Diversity is one of the core values of the All of Us Research Program. All of Us is asking lots of people to join the program. Participants are from different races, ethnicities, age groups, and regions of the country. They are also diverse in gender identity, sexual orientation, socioeconomic status, education, disability, and health status.
“It’s amazing seeing the number of people from everywhere across the country coming together with ideas representing their communities, representing the people in their neighborhoods, and having a voice, and then reflecting that into the program.”
—Shenela Lakhani, Director of Genetic Counseling and Clinical Engagement, Center for Neurogenetics at Weill Cornell Medicine
Diversity in a research program is important for several reasons. First, where we live, how we live, and our background can all affect our health. Second, many groups of people have been left out of research in the past. This means researchers know less about their health.

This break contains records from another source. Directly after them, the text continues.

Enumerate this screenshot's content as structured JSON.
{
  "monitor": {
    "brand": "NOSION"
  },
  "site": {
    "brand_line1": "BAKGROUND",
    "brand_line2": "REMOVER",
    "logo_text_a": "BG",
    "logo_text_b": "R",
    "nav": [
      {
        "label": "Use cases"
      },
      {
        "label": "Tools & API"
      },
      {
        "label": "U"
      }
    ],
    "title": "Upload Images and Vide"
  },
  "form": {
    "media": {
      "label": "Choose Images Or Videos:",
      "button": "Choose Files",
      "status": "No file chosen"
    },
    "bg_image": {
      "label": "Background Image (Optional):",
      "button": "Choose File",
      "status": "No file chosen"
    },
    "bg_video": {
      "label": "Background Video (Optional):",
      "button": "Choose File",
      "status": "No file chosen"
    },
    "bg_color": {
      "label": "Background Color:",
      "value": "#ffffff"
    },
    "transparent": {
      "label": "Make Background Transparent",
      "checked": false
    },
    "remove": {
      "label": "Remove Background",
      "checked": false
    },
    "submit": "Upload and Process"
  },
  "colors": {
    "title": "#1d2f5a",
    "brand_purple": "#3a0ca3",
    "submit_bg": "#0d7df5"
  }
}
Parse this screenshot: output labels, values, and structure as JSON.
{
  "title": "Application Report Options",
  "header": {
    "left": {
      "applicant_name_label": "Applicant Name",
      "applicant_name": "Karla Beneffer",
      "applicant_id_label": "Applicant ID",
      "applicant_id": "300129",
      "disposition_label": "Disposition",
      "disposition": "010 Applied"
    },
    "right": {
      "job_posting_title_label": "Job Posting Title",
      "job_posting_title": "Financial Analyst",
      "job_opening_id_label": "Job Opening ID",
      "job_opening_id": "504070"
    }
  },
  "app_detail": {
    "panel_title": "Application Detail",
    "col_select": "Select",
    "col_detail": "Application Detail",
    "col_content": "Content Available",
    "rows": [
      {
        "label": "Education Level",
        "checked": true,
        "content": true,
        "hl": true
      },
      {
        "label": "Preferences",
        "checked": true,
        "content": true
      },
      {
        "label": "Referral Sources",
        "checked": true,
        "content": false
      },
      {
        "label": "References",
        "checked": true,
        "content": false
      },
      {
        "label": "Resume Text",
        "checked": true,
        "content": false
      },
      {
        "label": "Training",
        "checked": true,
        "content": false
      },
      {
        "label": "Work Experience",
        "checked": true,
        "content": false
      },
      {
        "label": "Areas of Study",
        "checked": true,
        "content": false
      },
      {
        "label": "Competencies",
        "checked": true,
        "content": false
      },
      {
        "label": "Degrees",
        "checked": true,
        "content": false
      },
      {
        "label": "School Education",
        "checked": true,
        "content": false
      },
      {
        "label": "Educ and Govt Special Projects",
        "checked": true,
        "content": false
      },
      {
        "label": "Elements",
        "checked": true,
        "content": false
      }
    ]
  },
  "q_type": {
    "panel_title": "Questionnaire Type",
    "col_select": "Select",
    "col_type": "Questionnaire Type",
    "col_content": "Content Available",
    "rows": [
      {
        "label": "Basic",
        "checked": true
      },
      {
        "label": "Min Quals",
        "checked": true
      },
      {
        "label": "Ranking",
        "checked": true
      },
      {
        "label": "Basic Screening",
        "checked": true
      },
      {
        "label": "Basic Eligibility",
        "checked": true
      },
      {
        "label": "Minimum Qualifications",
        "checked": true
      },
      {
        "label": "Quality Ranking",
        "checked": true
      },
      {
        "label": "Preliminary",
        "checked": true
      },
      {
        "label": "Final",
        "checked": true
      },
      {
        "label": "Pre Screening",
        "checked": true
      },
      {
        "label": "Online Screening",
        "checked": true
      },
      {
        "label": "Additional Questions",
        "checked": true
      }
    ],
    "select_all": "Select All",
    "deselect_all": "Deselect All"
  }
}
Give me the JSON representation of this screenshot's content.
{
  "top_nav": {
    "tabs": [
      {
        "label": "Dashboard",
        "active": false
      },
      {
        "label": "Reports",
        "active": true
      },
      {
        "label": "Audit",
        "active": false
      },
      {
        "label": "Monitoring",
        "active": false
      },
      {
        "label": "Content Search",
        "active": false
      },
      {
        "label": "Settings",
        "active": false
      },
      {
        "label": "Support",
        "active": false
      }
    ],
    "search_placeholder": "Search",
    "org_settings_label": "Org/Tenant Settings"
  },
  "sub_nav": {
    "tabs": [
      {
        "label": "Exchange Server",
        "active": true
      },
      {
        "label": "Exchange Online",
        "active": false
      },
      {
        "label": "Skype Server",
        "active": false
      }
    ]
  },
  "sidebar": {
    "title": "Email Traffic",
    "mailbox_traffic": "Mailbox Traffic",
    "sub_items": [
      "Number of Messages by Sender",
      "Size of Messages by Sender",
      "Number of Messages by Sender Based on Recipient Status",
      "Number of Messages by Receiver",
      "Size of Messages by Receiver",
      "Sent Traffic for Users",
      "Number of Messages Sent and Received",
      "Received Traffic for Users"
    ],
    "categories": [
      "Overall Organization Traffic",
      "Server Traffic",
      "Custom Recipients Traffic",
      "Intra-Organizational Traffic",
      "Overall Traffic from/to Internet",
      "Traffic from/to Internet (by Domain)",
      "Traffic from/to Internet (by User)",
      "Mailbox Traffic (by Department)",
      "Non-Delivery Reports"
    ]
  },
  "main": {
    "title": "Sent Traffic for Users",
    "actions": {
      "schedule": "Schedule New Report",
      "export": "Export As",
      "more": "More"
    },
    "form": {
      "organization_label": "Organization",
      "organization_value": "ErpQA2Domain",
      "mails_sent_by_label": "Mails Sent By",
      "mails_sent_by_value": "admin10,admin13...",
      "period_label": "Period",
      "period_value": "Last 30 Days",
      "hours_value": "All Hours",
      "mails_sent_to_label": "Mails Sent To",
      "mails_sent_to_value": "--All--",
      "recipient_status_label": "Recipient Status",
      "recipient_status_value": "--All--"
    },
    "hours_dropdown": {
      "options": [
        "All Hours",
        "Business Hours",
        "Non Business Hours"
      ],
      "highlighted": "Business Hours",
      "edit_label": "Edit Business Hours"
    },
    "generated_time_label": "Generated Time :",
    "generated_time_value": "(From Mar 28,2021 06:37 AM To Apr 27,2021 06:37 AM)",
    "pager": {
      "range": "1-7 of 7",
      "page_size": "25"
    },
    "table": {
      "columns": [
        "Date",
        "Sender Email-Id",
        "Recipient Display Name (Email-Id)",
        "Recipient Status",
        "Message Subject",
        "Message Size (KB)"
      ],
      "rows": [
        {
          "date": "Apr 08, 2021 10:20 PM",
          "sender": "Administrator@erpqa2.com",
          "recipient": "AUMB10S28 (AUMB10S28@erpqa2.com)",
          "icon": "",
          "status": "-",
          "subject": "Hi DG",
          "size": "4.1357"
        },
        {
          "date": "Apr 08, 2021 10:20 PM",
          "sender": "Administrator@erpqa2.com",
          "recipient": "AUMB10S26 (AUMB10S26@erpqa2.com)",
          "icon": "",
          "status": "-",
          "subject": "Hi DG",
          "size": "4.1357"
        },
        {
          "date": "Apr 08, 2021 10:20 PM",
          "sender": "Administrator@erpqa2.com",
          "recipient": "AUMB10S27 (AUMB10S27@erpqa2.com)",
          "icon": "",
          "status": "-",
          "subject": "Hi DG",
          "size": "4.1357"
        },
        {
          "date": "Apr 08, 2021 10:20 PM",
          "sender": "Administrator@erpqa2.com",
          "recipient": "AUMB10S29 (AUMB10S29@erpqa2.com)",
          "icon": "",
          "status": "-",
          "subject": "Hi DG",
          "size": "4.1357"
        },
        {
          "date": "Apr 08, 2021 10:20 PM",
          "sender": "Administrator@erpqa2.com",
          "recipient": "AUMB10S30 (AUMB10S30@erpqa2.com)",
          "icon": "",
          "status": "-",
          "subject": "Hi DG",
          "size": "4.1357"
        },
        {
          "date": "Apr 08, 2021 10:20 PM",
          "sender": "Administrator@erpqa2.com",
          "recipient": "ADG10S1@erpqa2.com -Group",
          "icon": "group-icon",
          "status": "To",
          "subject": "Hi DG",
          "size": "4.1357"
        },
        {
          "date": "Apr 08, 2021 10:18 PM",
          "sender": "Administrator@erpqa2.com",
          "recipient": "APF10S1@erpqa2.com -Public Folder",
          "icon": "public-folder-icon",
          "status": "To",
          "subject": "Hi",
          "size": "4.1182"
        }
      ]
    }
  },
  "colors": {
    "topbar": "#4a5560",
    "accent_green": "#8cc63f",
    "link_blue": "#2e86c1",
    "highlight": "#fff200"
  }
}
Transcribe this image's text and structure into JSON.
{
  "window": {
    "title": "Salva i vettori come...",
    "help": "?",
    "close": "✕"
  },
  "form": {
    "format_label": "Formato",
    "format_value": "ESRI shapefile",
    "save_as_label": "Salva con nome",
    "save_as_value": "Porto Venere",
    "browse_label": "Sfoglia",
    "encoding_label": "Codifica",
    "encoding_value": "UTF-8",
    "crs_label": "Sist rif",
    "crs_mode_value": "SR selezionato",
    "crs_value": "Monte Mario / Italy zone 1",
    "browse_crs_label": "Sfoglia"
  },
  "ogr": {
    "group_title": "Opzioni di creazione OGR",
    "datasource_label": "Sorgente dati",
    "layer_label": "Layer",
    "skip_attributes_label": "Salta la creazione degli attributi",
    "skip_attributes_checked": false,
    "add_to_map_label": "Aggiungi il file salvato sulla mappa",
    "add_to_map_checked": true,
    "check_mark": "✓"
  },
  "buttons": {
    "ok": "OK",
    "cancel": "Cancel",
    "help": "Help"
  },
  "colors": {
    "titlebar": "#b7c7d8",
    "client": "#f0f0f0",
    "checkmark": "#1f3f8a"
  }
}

By studying data from a diverse group of people, researchers can learn more about what makes people sick or keeps them healthy. What researchers learn could lead to better treatment and disease prevention for all of us.
Data from All of Us could someday help researchers:
- Identify what makes people more likely to develop a disease
- Find out how environment, lifestyle, and genes can impact health
- Build better tools for detecting a health condition and encouraging healthy habits
Why have some communities not been part of research?
Some communities have not been invited to take part in research, or they were invited but were not told what was involved. For these reasons, we know very little about them.
The All of Us Research Program has learned from this history. We want to be sure we do things right so that many different groups of people can join. We will tell you what we are doing. We will share results. And we will protect your data.
All of Us is powered by participants.
By joining the program, you can:
- Help represent your community in important studies that may lead to new research findings, treatments, and cures.
- Learn about your own health, including risk factors that are specific to your family history or community.
- Learn about additional research opportunities, such as clinical trials, that may be relevant to you.
- Leave a legacy for your children, your grandchildren, and future generations by supporting potential breakthroughs in areas such as cancer, diabetes, heart disease, dementia, depression, and chronic pain.